For the first dive I'll be very sensitive to weighting at the end of the dive to ensure there's enough weight to hold the safety/deco stop at 4.5m/15ft. May adjust the weighting accordingly.
I need for:
- Carribean OC sea diving: hot water (30C/85F), single cylinder ali80, rash vest, budgie smugglers: 2kg/4lbs weight
- Warm water OC sea diving (20C/70F), single cylinder steel 12 litre, drysuit, thin underclothes: 8kg/18lbs
- Cold FRESH water OC diving (7C/45F to to 12C/53F for 1h 15m), drysuit, thick undersuit + extra layer, sidemount with 2x steel 8.5 litre cylinders: about 8kg/18lbs
- Cold FRESH water CCR diving (7C/45F to 12C/53F for 2+ hours), drysuit, thick undersuit + extra layer, Revo rebreather (2 x 3 litre cylinders diluent+oxygen, 2 litre drysuit inflate, 2 x ali7 litre bailouts, drysuit heater battery): about 3kg/6.6lbs
- Cold sea water CCR diving (7C/45F to 12C/53F for 2+ hours), drysuit, thick undersuit + extra layer, Revo rebreather (2 x 3 litre cylinders diluent+oxygen, 2 litre drysuit inflate, 2 x ali80 bailouts, drysuit heater battery): about 4.5kg/10lbs
- UK south summer sea water CCR diving (15C/60F to 18C/65F for 2+ hours), drysuit, thick undersuit (no extra layers), Revo rebreather (2 x 3 litre cylinders diluent+oxygen, 2 litre drysuit inflate, 2 x ali7 bailouts, no heater battery): about 3kg/6.6lbs
But if diving somewhere new with any significant kit changes, will always do a weight check.
Kit that affects buoyancy
during the dive, i.e. changes your weighting during the dive:
- Gas you are breathing. Rough weighting is 2kg/4.4lbs per full-size cylinder.

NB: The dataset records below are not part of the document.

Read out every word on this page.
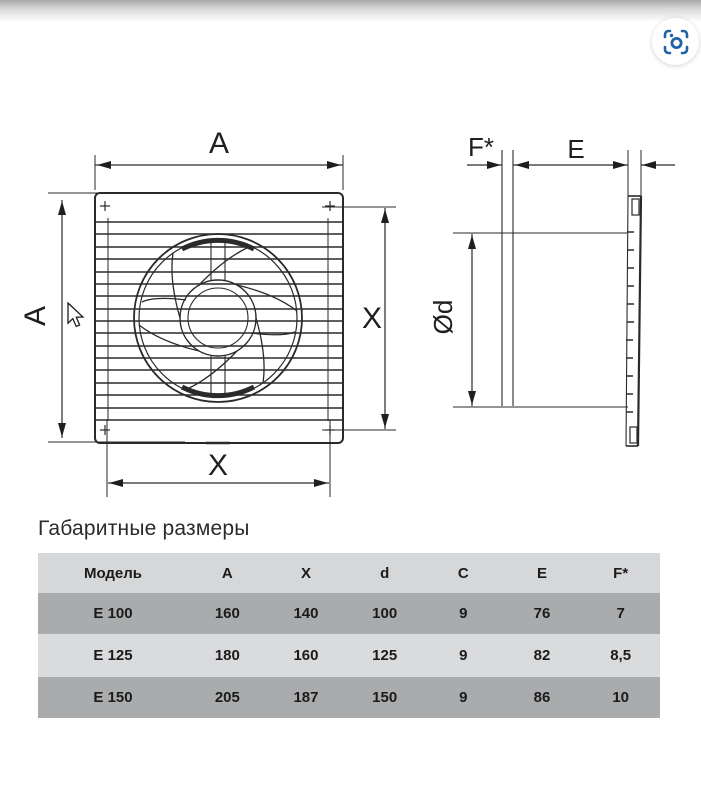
A
A	X
X
F*	E
Ød
Габаритные размеры
Модель	A	X	d	C	E	F*
E 100	160	140	100	9	76	7
E 125	180	160	125	9	82	8,5
E 150	205	187	150	9	86	10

- Twinset/doubles which contain twice as much as a single and will be consumed during the dive (4kg/9lbs)
- Decompression/bailout stages where the gas will be consumed; must add weight to offset the gas volumes -- an empty ali80 gets very floaty!

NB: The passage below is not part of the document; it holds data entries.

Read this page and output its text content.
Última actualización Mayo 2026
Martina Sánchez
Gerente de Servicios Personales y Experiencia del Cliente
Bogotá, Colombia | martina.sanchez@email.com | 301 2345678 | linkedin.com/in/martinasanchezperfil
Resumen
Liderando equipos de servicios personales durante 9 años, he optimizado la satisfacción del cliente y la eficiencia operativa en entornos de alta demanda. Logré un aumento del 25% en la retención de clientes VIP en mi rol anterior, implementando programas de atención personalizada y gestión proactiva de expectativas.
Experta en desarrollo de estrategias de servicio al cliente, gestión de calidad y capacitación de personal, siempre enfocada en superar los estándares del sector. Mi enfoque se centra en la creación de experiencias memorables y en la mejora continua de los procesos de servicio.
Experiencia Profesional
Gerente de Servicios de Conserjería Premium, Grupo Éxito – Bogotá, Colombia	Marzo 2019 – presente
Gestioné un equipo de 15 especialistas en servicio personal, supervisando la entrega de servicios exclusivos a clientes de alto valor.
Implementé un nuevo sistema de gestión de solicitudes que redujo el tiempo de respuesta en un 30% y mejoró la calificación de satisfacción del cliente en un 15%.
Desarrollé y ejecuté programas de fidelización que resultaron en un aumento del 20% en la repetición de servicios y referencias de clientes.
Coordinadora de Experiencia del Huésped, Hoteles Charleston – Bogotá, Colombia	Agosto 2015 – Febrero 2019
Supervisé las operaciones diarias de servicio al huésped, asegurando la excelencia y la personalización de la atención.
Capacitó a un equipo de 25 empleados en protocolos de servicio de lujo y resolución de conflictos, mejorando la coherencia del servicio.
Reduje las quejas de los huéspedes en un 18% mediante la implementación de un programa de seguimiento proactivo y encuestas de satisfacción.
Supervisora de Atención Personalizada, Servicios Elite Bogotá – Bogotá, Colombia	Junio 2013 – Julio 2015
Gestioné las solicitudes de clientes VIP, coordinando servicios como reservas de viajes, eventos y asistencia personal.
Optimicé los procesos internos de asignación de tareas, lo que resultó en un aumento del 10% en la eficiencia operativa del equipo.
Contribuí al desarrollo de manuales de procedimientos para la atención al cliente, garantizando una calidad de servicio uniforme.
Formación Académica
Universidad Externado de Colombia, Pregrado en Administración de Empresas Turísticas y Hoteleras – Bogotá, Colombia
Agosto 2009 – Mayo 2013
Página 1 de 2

- Heavy SMB reels (Kent Tooling - 1.5kg/4lbs) which will be detached from you in use
- Other cylinders that may be dropped off en-route or handed off to other divers
- Always consider an urgency scenario where you've had to use more gas than normal -- overstaying your dive time, helping other people, etc. -- empty tanks get very floaty!
Bottom line: always be aware of being too light at the end of the dive, this is extremely dangerous because you cannot hold your decompression/safety stop.